Mendeliaanse - monogene en multifactoriële-polygene eigenschappen. Normaal menselijk karyotype. Differentiële kleuring van chromosomen en Fish-methode. Chromosomale afwijkingen en bijbehorende genetische syndromen.
Methoden voor het in kaart brengen van het menselijk genoom. Hybridisatie van somatische cellen van mens en muis. Sequencing van het menselijk genoom (3,5x109 bp).. Genomica (structureel, functioneel, farmacogenomica, etnogenomica, enz.).
Genetisch polymorfisme is de basis van de menselijke biodiversiteit Soorten DNA-polymorfisme (door het aantal en de verdeling van mobiele genetische elementen; door het aantal kopieën van tandemherhalingen, enz.).

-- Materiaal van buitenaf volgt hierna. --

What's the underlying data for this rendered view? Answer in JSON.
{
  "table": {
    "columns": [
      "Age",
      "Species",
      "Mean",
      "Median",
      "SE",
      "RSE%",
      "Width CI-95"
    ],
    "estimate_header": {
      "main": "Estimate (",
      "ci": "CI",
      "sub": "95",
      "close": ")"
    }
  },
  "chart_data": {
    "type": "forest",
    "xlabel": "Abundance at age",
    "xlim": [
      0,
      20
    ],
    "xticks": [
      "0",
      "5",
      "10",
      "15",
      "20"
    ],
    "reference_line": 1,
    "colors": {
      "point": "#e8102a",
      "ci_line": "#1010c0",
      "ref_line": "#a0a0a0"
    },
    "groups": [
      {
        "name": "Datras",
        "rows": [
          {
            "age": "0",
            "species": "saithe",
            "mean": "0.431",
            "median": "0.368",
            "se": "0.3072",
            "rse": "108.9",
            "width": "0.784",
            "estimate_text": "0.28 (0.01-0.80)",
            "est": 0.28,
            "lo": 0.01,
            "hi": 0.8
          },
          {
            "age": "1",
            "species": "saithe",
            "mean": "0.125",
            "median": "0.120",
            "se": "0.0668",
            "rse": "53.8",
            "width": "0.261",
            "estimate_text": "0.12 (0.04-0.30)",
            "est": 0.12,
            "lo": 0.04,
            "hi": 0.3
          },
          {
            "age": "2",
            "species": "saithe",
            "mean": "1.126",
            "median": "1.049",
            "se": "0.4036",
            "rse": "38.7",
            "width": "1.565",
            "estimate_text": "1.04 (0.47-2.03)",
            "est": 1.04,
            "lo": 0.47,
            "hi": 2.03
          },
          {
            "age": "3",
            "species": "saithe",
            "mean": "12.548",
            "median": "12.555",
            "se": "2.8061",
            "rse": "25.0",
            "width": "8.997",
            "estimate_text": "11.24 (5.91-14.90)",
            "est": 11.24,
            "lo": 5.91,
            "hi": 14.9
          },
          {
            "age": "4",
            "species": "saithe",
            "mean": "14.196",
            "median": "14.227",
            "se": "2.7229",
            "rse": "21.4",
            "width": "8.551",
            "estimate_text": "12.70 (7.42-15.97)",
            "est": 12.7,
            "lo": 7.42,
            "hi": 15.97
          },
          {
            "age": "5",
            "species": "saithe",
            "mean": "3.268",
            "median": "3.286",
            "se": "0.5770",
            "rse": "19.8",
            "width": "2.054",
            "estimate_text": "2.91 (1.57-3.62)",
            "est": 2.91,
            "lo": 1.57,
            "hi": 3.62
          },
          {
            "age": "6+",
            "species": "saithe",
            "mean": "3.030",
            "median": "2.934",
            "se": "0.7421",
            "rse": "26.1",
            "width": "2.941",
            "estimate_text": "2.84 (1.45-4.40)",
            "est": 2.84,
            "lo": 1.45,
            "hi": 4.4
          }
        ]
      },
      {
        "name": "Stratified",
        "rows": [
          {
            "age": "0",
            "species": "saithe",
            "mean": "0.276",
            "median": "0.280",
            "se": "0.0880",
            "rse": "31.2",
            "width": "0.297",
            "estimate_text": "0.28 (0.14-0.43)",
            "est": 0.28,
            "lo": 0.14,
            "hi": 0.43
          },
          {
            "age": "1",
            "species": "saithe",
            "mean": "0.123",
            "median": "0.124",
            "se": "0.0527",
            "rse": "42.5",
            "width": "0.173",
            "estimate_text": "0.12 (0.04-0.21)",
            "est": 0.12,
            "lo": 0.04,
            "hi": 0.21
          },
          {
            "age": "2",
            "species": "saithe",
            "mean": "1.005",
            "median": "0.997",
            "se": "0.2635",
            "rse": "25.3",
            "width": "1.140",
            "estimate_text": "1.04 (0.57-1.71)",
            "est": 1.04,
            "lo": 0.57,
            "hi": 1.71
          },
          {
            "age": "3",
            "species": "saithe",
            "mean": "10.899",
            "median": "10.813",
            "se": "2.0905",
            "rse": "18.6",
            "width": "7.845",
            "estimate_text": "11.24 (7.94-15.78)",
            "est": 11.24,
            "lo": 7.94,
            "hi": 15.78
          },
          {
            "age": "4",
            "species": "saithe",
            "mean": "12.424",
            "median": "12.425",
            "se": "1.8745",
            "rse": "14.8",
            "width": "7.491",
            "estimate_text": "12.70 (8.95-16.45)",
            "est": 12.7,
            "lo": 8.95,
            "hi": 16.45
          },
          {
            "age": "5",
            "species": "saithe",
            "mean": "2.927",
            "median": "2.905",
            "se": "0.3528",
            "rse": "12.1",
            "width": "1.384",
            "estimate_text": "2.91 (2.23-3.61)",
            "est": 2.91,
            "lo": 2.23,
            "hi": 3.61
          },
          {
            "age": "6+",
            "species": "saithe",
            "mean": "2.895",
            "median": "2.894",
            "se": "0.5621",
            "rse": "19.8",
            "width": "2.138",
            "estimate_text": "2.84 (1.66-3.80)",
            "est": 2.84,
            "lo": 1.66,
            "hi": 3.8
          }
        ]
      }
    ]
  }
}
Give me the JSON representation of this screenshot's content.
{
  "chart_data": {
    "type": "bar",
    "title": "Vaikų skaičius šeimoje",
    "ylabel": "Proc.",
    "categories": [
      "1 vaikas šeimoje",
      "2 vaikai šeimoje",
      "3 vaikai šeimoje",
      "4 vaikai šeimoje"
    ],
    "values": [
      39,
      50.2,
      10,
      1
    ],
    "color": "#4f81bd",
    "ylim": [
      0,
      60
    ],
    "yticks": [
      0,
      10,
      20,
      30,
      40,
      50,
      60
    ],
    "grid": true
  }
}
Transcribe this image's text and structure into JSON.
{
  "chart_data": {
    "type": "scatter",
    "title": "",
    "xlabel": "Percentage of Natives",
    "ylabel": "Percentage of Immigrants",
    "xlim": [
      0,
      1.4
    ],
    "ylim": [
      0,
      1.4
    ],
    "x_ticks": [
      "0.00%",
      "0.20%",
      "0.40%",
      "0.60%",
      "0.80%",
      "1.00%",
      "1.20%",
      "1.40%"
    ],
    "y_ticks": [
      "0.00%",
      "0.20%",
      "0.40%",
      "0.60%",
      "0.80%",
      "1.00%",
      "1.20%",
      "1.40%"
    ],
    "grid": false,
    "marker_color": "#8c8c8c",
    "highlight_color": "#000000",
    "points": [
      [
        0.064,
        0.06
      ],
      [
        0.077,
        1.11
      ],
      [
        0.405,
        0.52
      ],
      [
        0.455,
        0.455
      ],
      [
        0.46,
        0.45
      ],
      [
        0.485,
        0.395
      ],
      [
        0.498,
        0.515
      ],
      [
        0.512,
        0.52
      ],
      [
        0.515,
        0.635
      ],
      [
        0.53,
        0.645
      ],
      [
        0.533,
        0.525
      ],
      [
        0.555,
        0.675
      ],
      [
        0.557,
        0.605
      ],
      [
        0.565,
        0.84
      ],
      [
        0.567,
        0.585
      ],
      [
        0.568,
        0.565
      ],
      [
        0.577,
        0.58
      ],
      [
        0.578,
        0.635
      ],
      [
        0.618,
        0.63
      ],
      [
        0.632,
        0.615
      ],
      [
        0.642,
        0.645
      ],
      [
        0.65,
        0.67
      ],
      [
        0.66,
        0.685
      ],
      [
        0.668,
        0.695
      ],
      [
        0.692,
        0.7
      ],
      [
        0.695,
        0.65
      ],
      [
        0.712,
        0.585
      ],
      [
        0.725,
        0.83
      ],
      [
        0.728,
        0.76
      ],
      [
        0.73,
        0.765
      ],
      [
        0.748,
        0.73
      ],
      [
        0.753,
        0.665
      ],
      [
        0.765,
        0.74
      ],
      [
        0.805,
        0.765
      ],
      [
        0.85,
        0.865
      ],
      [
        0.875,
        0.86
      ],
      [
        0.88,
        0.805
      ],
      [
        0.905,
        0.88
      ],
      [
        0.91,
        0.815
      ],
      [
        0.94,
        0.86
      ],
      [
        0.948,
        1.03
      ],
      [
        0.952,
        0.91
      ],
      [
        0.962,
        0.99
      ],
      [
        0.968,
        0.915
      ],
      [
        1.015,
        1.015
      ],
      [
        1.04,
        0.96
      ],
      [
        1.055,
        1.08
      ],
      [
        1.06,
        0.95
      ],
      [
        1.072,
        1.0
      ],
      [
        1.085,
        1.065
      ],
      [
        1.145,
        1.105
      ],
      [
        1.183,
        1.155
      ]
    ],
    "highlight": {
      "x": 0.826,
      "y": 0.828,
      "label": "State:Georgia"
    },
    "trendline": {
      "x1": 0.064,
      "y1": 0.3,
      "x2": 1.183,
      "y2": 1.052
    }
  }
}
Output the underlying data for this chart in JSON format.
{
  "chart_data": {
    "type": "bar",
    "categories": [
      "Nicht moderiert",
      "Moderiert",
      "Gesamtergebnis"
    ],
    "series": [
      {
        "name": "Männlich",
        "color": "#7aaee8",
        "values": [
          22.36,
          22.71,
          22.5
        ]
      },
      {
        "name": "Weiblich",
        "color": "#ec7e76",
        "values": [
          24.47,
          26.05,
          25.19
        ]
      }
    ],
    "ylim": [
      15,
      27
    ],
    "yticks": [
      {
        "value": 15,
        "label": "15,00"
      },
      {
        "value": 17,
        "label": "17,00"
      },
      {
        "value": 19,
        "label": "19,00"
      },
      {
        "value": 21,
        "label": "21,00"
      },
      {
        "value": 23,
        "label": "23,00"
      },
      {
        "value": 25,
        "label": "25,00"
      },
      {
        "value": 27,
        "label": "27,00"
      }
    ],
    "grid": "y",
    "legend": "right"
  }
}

Medische genetica. Ontwikkeling van medische genetische counseling. Prenatale diagnostiek (karyotypering; DNA-markers, biochemische en immunologische markers; prognose voor nakomelingen). Demografische genetica.
Eugenetica, gentherapie, genetische certificering (problemen en controversiële kwesties).
Lezing 13. Genetische basis van selectie. Selectie van planten en dieren. Bronmateriaal (wilde vormen, regionale plantenvariëteiten en fabrieksdierenrassen, inteeltlijnen).
Hybridisatie - kruisingsmethoden - interspecifiek, kruising, intrabreeding (uitteelt, inteelt), industriële kruising.
Selectiemethoden (massa - individueel, op fenotype - op genotype, op stamboom - op kwaliteit van nakomelingen). Hybride maïs (eenvoudige en dubbele interline-hybriden). Interline ei- en vleeshybriden van kippen.
De verschijnselen van heterosis en incubatie - depressie.
Intergenerieke vruchtbare hybride van radijs en kool (Raphanobrassica).
Biotechnologie en het gebruik van transgene organismen.